Ironically, I’m Still Here is one of three films with thriller aspects nominated for best international film. The German entry, The Seed of the Sacred Fig, is about a threaten Iranian judge. Another “best international” – this one from France -- is also nominated for best overall film: Emilia Perez, whose actress Karla Sofía Gascón is also nominated as is Torres for best film actress. (A sideshow social media dispute about whether supporters of Torres and Gascon have bad-mouthed each other may have somewhat unfairly taken both out of the best actress discussion.)
Torres is also not showy but gripping in every scene, whether washing the dirt of prison from her body, jousting with her absent husband’s friends to discover what they know, whether taking her children for ice cream or sternly warning them to be quiet.
I watched this film on my 83rd birthday, and that is not a stray observation. My age may relate to my praise for the film. I think I’m Still Here will have meaning for all ages but particularly true for many of us who lived through the events.
I was 29 when Rubens Paiva was taken. Since I was active in a newsroom, I knew something of what was happening – not just in Brazil, but in Chile and Argentina. Because there were also left-wing agitations there (considered Communist in those days), the US government under LBJ and then Nixon was supportive of the right-wing military dictators in all those countries. You could argue that the US leaders didn’t know the extent of the cruel disappearances, but even now that is a difficult defense. The media was also guilty of keeping too quiet.
I was working for The Milwaukee Journal, where my late brother was the national international editor, more conservative than I but angry that he couldn’t get more stories into the newspaper about what was happening in South America.
Things changed by the 1990s, but I’m Still Here reminds us of how easily restrictive things can happen to the leadership in a supposedly comfortable society. The film is a testament to the tenacity necessary for families to survive those tragedies. Whether Oscar pays attention or not, movie audiences should.
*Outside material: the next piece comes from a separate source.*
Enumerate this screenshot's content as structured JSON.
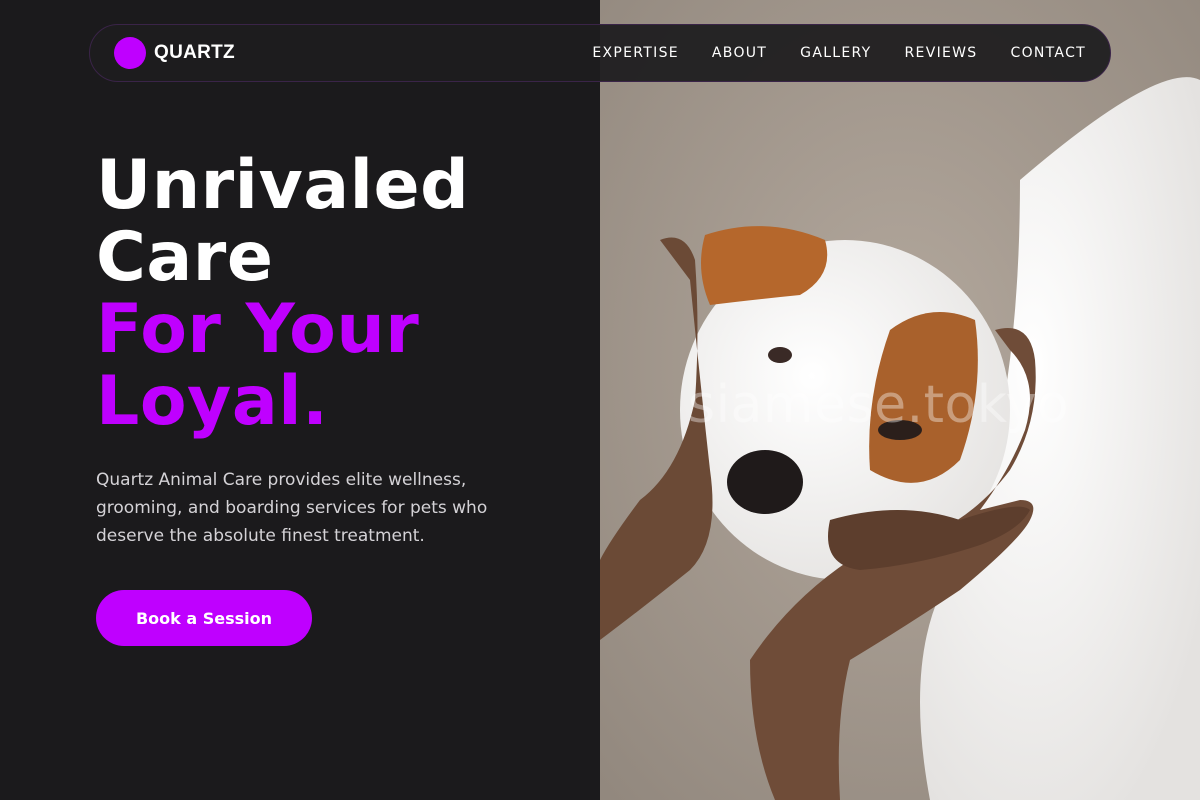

About the author: Noth has been a professional journalist since the 1960s, first as national, international and local news copy editor at The Milwaukee Journal, then for almost two decades the paper’s film and drama critic as well as editor in charge of its arts and entertainment staff.
He was tapped by the publishers of the combining Milwaukee Journal Sentinel for special projects and as first online news producer before voluntarily departing in the mid-1990s to run online news seminars and write on public affairs. From 2002 to 2013 he ran the Milwaukee Labor Press as editor. It served as the Midwest’s largest home-delivered labor newspaper, with archives still at milwaukeelabor.org. In that role he won top awards yearly.
A member of the American Theatre Critics Association at its inception, he also reviews theater for Urban Milwaukee.